Three years ago, the Lessons Learnt and Reconciliation Commissioners (LLRC) appointed by President Mahinda Rajapaksa issued their report on the causes of the war and how to move forward. They pointed out that the root of the problem that led to protracted war was that successive governments, and not just this one, had failed to address Tamil grievances and resolve the ethnic conflict. They cited Lord Soulbury, the architect of Sri Lanka’s post –independence constitution, which was probably also its best, as having said that the main challenge facing the country was to overcome its communalism.

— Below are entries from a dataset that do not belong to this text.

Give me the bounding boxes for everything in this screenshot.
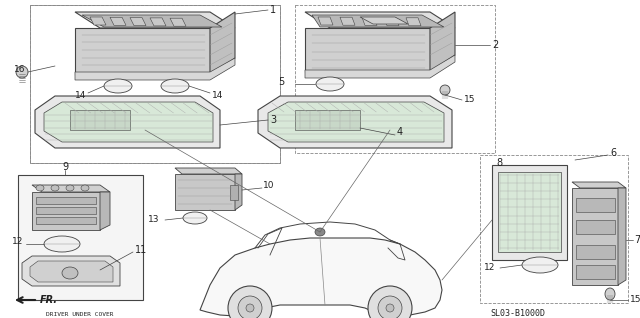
Ellipse shape [16,66,28,78]
Polygon shape [576,220,615,234]
Ellipse shape [66,185,74,191]
Polygon shape [150,18,166,26]
Polygon shape [200,238,442,316]
Text: 12: 12 [12,238,24,246]
Circle shape [386,304,394,312]
Polygon shape [318,17,333,25]
Ellipse shape [104,79,132,93]
Polygon shape [572,188,618,285]
Polygon shape [22,256,120,286]
Polygon shape [175,174,235,210]
Circle shape [246,304,254,312]
Text: 7: 7 [634,235,640,245]
Text: SL03-B1000D: SL03-B1000D [490,308,545,317]
Bar [230,185,238,200]
Bar [18,175,143,300]
Polygon shape [82,15,222,27]
Ellipse shape [316,77,344,91]
Polygon shape [36,217,96,224]
Polygon shape [110,17,126,25]
Bar [295,5,495,153]
Bar [492,165,567,260]
Polygon shape [75,12,235,28]
Polygon shape [44,102,213,142]
Polygon shape [36,197,96,204]
Text: 14: 14 [75,92,86,100]
Text: DRIVER UNDER COVER: DRIVER UNDER COVER [46,312,114,316]
Text: 2: 2 [492,40,499,50]
Ellipse shape [183,212,207,224]
Polygon shape [170,18,186,26]
Ellipse shape [51,185,59,191]
Text: 8: 8 [496,158,502,168]
Text: 10: 10 [263,182,275,190]
Text: 9: 9 [62,162,68,172]
Ellipse shape [81,185,89,191]
Polygon shape [235,174,242,210]
Polygon shape [90,17,106,25]
Ellipse shape [605,288,615,300]
Polygon shape [268,102,444,142]
Text: 14: 14 [212,92,223,100]
Polygon shape [30,261,113,282]
Circle shape [368,286,412,318]
Polygon shape [100,192,110,230]
Polygon shape [362,17,377,25]
Bar [30,5,280,163]
Ellipse shape [522,257,558,273]
Polygon shape [305,28,430,72]
Text: 3: 3 [270,115,276,125]
Ellipse shape [161,79,189,93]
Polygon shape [210,12,235,75]
Polygon shape [258,96,452,148]
Polygon shape [576,245,615,259]
Text: 6: 6 [610,148,616,158]
Ellipse shape [315,228,325,236]
Bar [498,172,561,252]
Polygon shape [384,17,399,26]
Polygon shape [305,12,455,28]
Circle shape [228,286,272,318]
Text: 13: 13 [148,216,159,225]
Text: 11: 11 [135,245,147,255]
Polygon shape [32,185,110,192]
Bar [30,5,280,163]
Text: 4: 4 [397,127,403,137]
Polygon shape [295,110,360,130]
Polygon shape [406,18,421,26]
Ellipse shape [62,267,78,279]
Polygon shape [312,15,444,27]
Text: 15: 15 [464,95,476,105]
Text: 1: 1 [270,5,276,15]
Text: FR.: FR. [40,295,58,305]
Circle shape [238,296,262,318]
Polygon shape [175,168,242,174]
Polygon shape [340,17,355,25]
Polygon shape [75,28,210,75]
Ellipse shape [36,185,44,191]
Bar [480,155,628,303]
Ellipse shape [44,236,80,252]
Polygon shape [430,12,455,72]
Polygon shape [360,17,408,24]
Polygon shape [618,188,626,285]
Polygon shape [35,96,220,148]
Polygon shape [305,55,455,78]
Polygon shape [130,17,146,26]
Polygon shape [572,182,626,188]
Polygon shape [576,265,615,279]
Circle shape [378,296,402,318]
Text: 15: 15 [630,295,640,305]
Text: 16: 16 [14,66,26,74]
Polygon shape [32,192,100,230]
Text: 12: 12 [484,262,495,272]
Polygon shape [75,58,235,80]
Polygon shape [70,110,130,130]
Polygon shape [36,207,96,214]
Polygon shape [576,198,615,212]
Ellipse shape [440,85,450,95]
Text: 5: 5 [278,77,284,87]
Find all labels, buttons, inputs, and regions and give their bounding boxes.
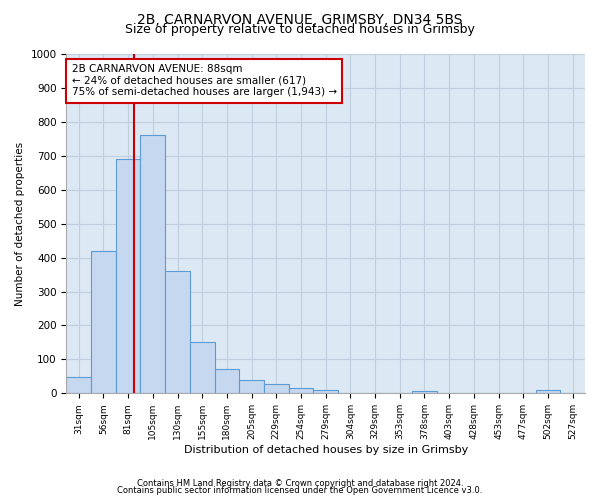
Bar <box>215 369 239 394</box>
Text: 2B, CARNARVON AVENUE, GRIMSBY, DN34 5BS: 2B, CARNARVON AVENUE, GRIMSBY, DN34 5BS <box>137 12 463 26</box>
Bar <box>412 390 437 394</box>
Text: Contains HM Land Registry data © Crown copyright and database right 2024.: Contains HM Land Registry data © Crown c… <box>137 478 463 488</box>
Text: Contains public sector information licensed under the Open Government Licence v3: Contains public sector information licen… <box>118 486 482 495</box>
Bar <box>165 271 190 394</box>
Bar <box>289 388 313 394</box>
Bar <box>91 251 116 394</box>
Bar <box>239 380 264 394</box>
Bar <box>190 342 215 394</box>
Bar <box>313 390 338 394</box>
Text: 2B CARNARVON AVENUE: 88sqm
← 24% of detached houses are smaller (617)
75% of sem: 2B CARNARVON AVENUE: 88sqm ← 24% of deta… <box>71 64 337 98</box>
Y-axis label: Number of detached properties: Number of detached properties <box>15 142 25 306</box>
Bar <box>67 378 91 394</box>
Text: Size of property relative to detached houses in Grimsby: Size of property relative to detached ho… <box>125 22 475 36</box>
Bar <box>264 384 289 394</box>
Bar <box>116 159 140 394</box>
X-axis label: Distribution of detached houses by size in Grimsby: Distribution of detached houses by size … <box>184 445 468 455</box>
Bar <box>536 390 560 394</box>
Bar <box>140 136 165 394</box>
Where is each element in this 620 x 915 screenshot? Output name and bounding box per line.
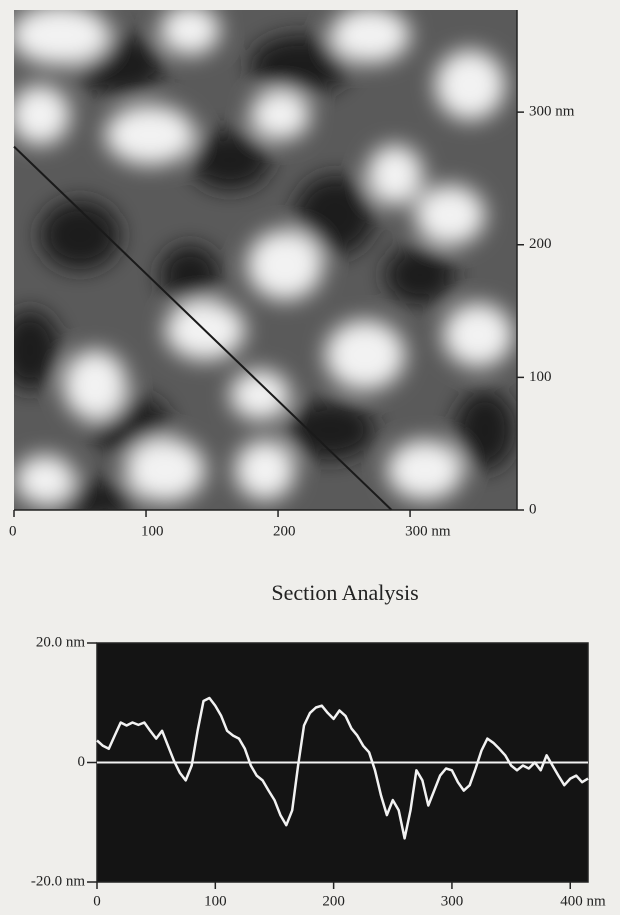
y-tick-label: 100 bbox=[529, 369, 552, 385]
x-tick-label: 200 bbox=[273, 523, 296, 539]
chart-title: Section Analysis bbox=[271, 580, 418, 605]
x-tick-label: 100 bbox=[204, 893, 227, 909]
x-tick-label: 0 bbox=[9, 523, 17, 539]
y-tick-label: 0 bbox=[529, 501, 537, 517]
profile-line bbox=[96, 696, 589, 840]
x-tick-label: 300 bbox=[441, 893, 464, 909]
x-tick-label: 200 bbox=[322, 893, 345, 909]
afm-image bbox=[14, 10, 517, 510]
x-tick-label: 400 nm bbox=[560, 893, 606, 909]
section-line bbox=[13, 145, 393, 511]
x-tick-label: 300 nm bbox=[405, 523, 451, 539]
x-tick-label: 0 bbox=[93, 893, 101, 909]
y-tick-label: 20.0 nm bbox=[36, 634, 86, 650]
y-tick-label: 0 bbox=[78, 754, 86, 770]
x-tick-label: 100 bbox=[141, 523, 164, 539]
y-tick-label: 200 bbox=[529, 236, 552, 252]
y-tick-label: 300 nm bbox=[529, 104, 575, 120]
y-tick-label: -20.0 nm bbox=[31, 873, 85, 889]
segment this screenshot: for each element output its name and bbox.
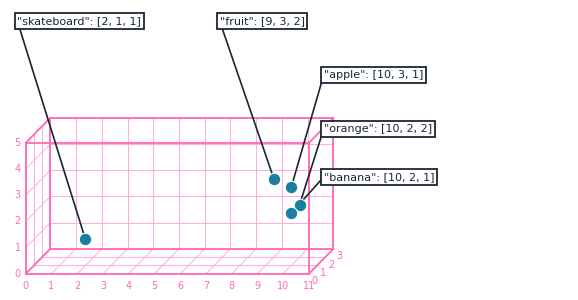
Text: "fruit": [9, 3, 2]: "fruit": [9, 3, 2] (220, 16, 305, 26)
Text: 2: 2 (328, 260, 334, 270)
Text: 0: 0 (23, 281, 29, 291)
Text: 8: 8 (229, 281, 235, 291)
Text: 3: 3 (14, 190, 21, 200)
Text: 3: 3 (100, 281, 106, 291)
Text: "apple": [10, 3, 1]: "apple": [10, 3, 1] (324, 70, 423, 80)
Text: 4: 4 (125, 281, 132, 291)
Text: 0: 0 (312, 276, 317, 286)
Text: 1: 1 (320, 268, 326, 278)
Text: 11: 11 (303, 281, 315, 291)
Text: "orange": [10, 2, 2]: "orange": [10, 2, 2] (324, 124, 432, 134)
Text: 2: 2 (14, 216, 21, 226)
Text: 10: 10 (277, 281, 289, 291)
Text: 7: 7 (203, 281, 209, 291)
Text: 3: 3 (336, 251, 342, 261)
Text: "skateboard": [2, 1, 1]: "skateboard": [2, 1, 1] (17, 16, 141, 26)
Text: 0: 0 (14, 269, 21, 279)
Text: 1: 1 (49, 281, 54, 291)
Text: 6: 6 (177, 281, 183, 291)
Text: 2: 2 (74, 281, 80, 291)
Text: 5: 5 (14, 138, 21, 148)
Text: "banana": [10, 2, 1]: "banana": [10, 2, 1] (324, 172, 434, 182)
Text: 9: 9 (254, 281, 261, 291)
Text: 5: 5 (151, 281, 158, 291)
Text: 1: 1 (14, 243, 21, 253)
Text: 4: 4 (14, 164, 21, 174)
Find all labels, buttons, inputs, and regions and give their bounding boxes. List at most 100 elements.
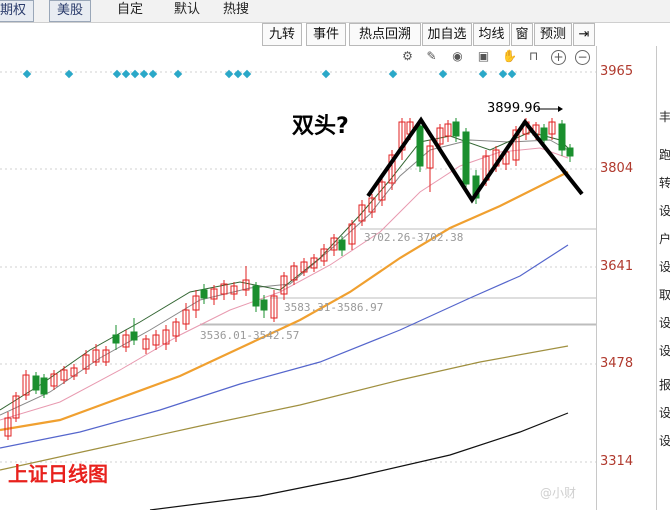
collapse-arrow-icon[interactable]: ⇥ bbox=[573, 23, 595, 46]
nine-turn-button[interactable]: 九转 bbox=[262, 23, 302, 46]
gap-label-2: 3583.31-3586.97 bbox=[284, 301, 383, 314]
gear-icon[interactable]: ⚙ bbox=[402, 49, 413, 63]
candle bbox=[130, 318, 138, 345]
price-axis-separator bbox=[596, 46, 597, 510]
panel-char: 设 bbox=[659, 434, 670, 448]
tab-us-stocks[interactable]: 美股 bbox=[49, 0, 92, 22]
panel-char: 跑 bbox=[659, 148, 670, 162]
candlestick-chart[interactable]: 3702.26-3702.38 3583.31-3586.97 3536.01-… bbox=[0, 46, 596, 510]
candle bbox=[426, 140, 434, 192]
ma-olive-line bbox=[0, 345, 569, 471]
candle bbox=[50, 370, 58, 390]
hotspot-review-button[interactable]: 热点回溯 bbox=[349, 23, 421, 46]
candle bbox=[358, 200, 366, 226]
candle bbox=[70, 364, 78, 380]
candle bbox=[300, 258, 308, 276]
price-axis-label: 3965 bbox=[600, 64, 634, 79]
gap-label-3: 3536.01-3542.57 bbox=[200, 329, 299, 342]
candle bbox=[540, 124, 548, 146]
price-axis-label: 3641 bbox=[600, 259, 634, 274]
price-gridlines bbox=[0, 71, 596, 463]
candle bbox=[82, 350, 90, 374]
candle bbox=[230, 282, 238, 300]
price-axis-label: 3478 bbox=[600, 356, 634, 371]
panel-char: 取 bbox=[659, 288, 670, 302]
briefcase-icon[interactable]: ▣ bbox=[477, 49, 490, 63]
candle bbox=[102, 346, 110, 366]
zoom-in-icon[interactable]: + bbox=[551, 50, 566, 65]
candle bbox=[182, 303, 190, 330]
price-axis-label: 3314 bbox=[600, 454, 634, 469]
candle bbox=[60, 366, 68, 384]
ma-blue-line bbox=[0, 244, 569, 449]
watermark: @小财 bbox=[540, 486, 577, 500]
candle bbox=[162, 325, 170, 350]
panel-char: 报 bbox=[659, 378, 670, 392]
candle bbox=[338, 236, 346, 256]
candle bbox=[4, 412, 12, 440]
tab-default[interactable]: 默认 bbox=[174, 2, 201, 17]
candle bbox=[320, 244, 328, 266]
candle bbox=[112, 325, 120, 350]
candle bbox=[242, 266, 250, 296]
right-info-panel: 丰 跑 转 设 户 设 取 设 设 报 设 设 bbox=[656, 46, 670, 510]
tab-hot-search[interactable]: 热搜 bbox=[223, 2, 250, 17]
candle bbox=[310, 254, 318, 272]
tab-custom[interactable]: 自定 bbox=[117, 2, 144, 17]
double-top-annotation-line bbox=[366, 116, 584, 204]
pencil-icon[interactable]: ✎ bbox=[426, 49, 437, 63]
candle bbox=[172, 318, 180, 342]
panel-char: 设 bbox=[659, 344, 670, 358]
candle bbox=[22, 370, 30, 400]
candle bbox=[378, 178, 386, 206]
candle bbox=[566, 144, 574, 162]
price-axis-label: 3804 bbox=[600, 161, 634, 176]
candle bbox=[252, 282, 260, 312]
ma-black-line bbox=[149, 412, 569, 510]
eye-icon[interactable]: ◉ bbox=[452, 49, 463, 63]
candle bbox=[452, 118, 460, 142]
candle bbox=[462, 128, 470, 192]
gap-label-1: 3702.26-3702.38 bbox=[364, 231, 463, 244]
tab-options[interactable]: 期权 bbox=[0, 0, 35, 22]
ma-gray-line bbox=[0, 139, 569, 416]
double-top-annotation-text: 双头? bbox=[292, 114, 349, 139]
candle bbox=[290, 262, 298, 285]
top-tab-bar: 期权 美股 自定 默认 热搜 bbox=[0, 0, 670, 23]
candle bbox=[558, 120, 566, 156]
panel-char: 户 bbox=[659, 232, 670, 246]
candle bbox=[348, 220, 356, 250]
high-price-label: 3899.96 bbox=[487, 101, 541, 116]
candle bbox=[122, 330, 130, 352]
candle bbox=[270, 290, 278, 322]
candles bbox=[4, 118, 574, 440]
forecast-button[interactable]: 预测 bbox=[534, 23, 572, 46]
lock-icon[interactable]: ⊓ bbox=[528, 49, 539, 63]
gap-lines bbox=[200, 228, 596, 326]
candle bbox=[92, 344, 100, 366]
candle bbox=[368, 194, 376, 218]
panel-char: 设 bbox=[659, 316, 670, 330]
panel-char: 丰 bbox=[659, 110, 670, 124]
panel-char: 设 bbox=[659, 406, 670, 420]
high-marker-arrow bbox=[558, 106, 563, 112]
candle bbox=[436, 124, 444, 150]
add-watchlist-button[interactable]: 加自选 bbox=[422, 23, 472, 46]
candle bbox=[142, 335, 150, 354]
zoom-out-icon[interactable]: − bbox=[575, 50, 590, 65]
candle bbox=[280, 272, 288, 300]
candle bbox=[330, 234, 338, 256]
events-button[interactable]: 事件 bbox=[306, 23, 346, 46]
chart-title: 上证日线图 bbox=[8, 462, 108, 486]
candle bbox=[192, 290, 200, 318]
event-markers bbox=[22, 69, 517, 79]
panel-char: 转 bbox=[659, 176, 670, 190]
window-button[interactable]: 窗 bbox=[511, 23, 533, 46]
hand-icon[interactable]: ✋ bbox=[502, 49, 517, 63]
candle bbox=[260, 295, 268, 318]
moving-average-button[interactable]: 均线 bbox=[473, 23, 510, 46]
ma-pink-line bbox=[0, 147, 569, 421]
candle bbox=[220, 280, 228, 300]
candle bbox=[416, 120, 424, 172]
candle bbox=[40, 374, 48, 398]
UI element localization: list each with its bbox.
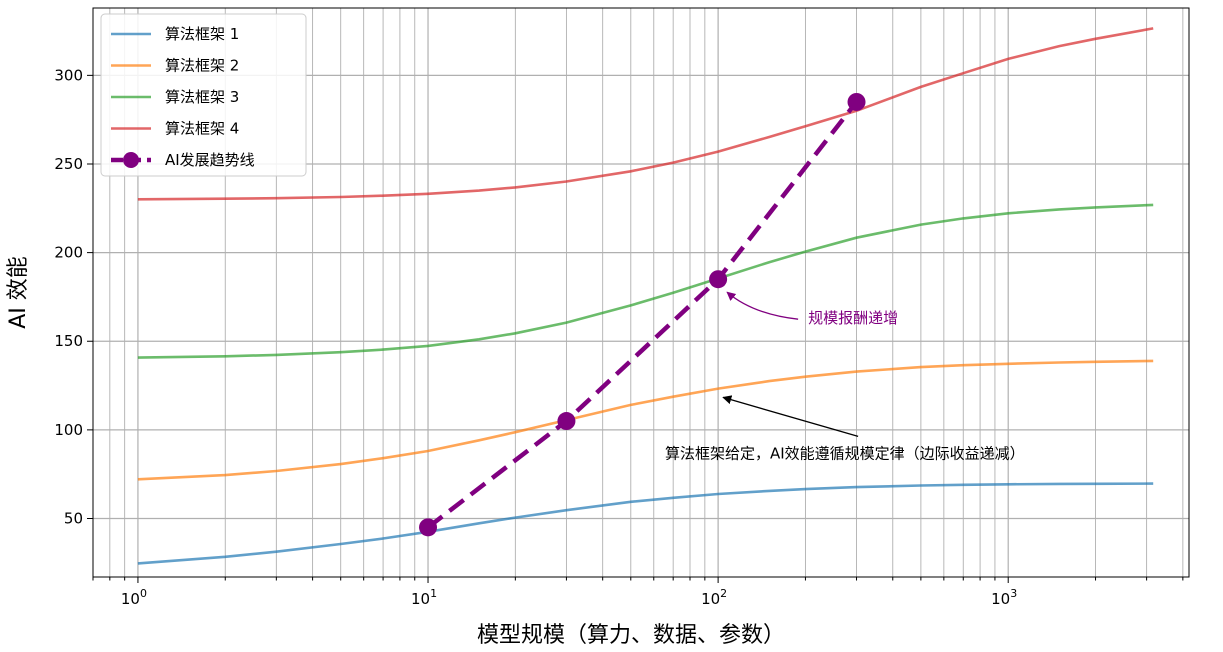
- series-group: [137, 27, 1154, 565]
- series-line-1: [137, 482, 1154, 565]
- x-tick-label: 101: [411, 587, 437, 608]
- legend-box: [100, 13, 307, 177]
- x-tick-label: 102: [701, 587, 727, 608]
- axes: 100 101 102 103 50 100 150 200 250 300: [54, 66, 1184, 608]
- annotation-increasing-returns: 规模报酬递增: [808, 309, 898, 327]
- legend-label: 算法框架 2: [165, 57, 239, 75]
- y-tick-label: 250: [54, 155, 83, 173]
- legend-label: 算法框架 4: [165, 120, 239, 138]
- x-axis-title: 模型规模（算力、数据、参数）: [477, 623, 785, 648]
- annotation-diminishing-returns: 算法框架给定，AI效能遵循规模定律（边际收益递减）: [665, 444, 1025, 462]
- trend-marker: [847, 92, 866, 111]
- y-tick-label: 150: [54, 332, 83, 350]
- x-tick-label: 100: [121, 587, 147, 608]
- legend: 算法框架 1 算法框架 2 算法框架 3 算法框架 4 AI发展趋势线: [100, 13, 307, 177]
- series-line-4: [137, 27, 1154, 201]
- annotation-arrow: [726, 291, 799, 320]
- legend-label: AI发展趋势线: [165, 151, 255, 169]
- x-tick-label: 103: [991, 587, 1017, 608]
- series-line-2: [137, 359, 1154, 481]
- trend-line: [426, 100, 859, 530]
- y-tick-label: 100: [54, 421, 83, 439]
- y-tick-label: 50: [64, 510, 83, 528]
- annotations: 规模报酬递增 算法框架给定，AI效能遵循规模定律（边际收益递减）: [665, 291, 1025, 462]
- trend-marker: [557, 412, 576, 431]
- annotation-arrow: [722, 395, 859, 438]
- trend-marker: [419, 518, 438, 537]
- y-tick-label: 200: [54, 244, 83, 262]
- legend-marker: [123, 152, 139, 168]
- legend-label: 算法框架 3: [165, 88, 239, 106]
- plot-frame: [92, 7, 1190, 578]
- y-axis-title: AI 效能: [6, 256, 31, 329]
- legend-label: 算法框架 1: [165, 25, 239, 43]
- series-line-3: [137, 203, 1154, 359]
- y-tick-label: 300: [54, 66, 83, 84]
- trend-marker: [709, 270, 728, 289]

So after many years of refusing to acknowledge the continuing existence of an ethnic conflict, especially after the end of the war, the government seems to be making an about turn. It is a pity that this realization had to wait for so long. After the government vanquished the LTTE in 2009 President Mahinda Rajapaksa declared that henceforth there would be no majorities or minorities in the country, only a majority who were patriots and a minority who were traitors. But today the government appears to be moving away from these crude sentiments of national euphoria to a more sober assessment of what it takes to successfully govern a multi-ethnic and multi-religious country in which the minorities account of no less than 30 percent of the population. The government’s intention of holding a snap Presidential election at the turn of the year, and the need to woo the minority vote, may be the cause. The words are reassuring. The question is the reality on the ground.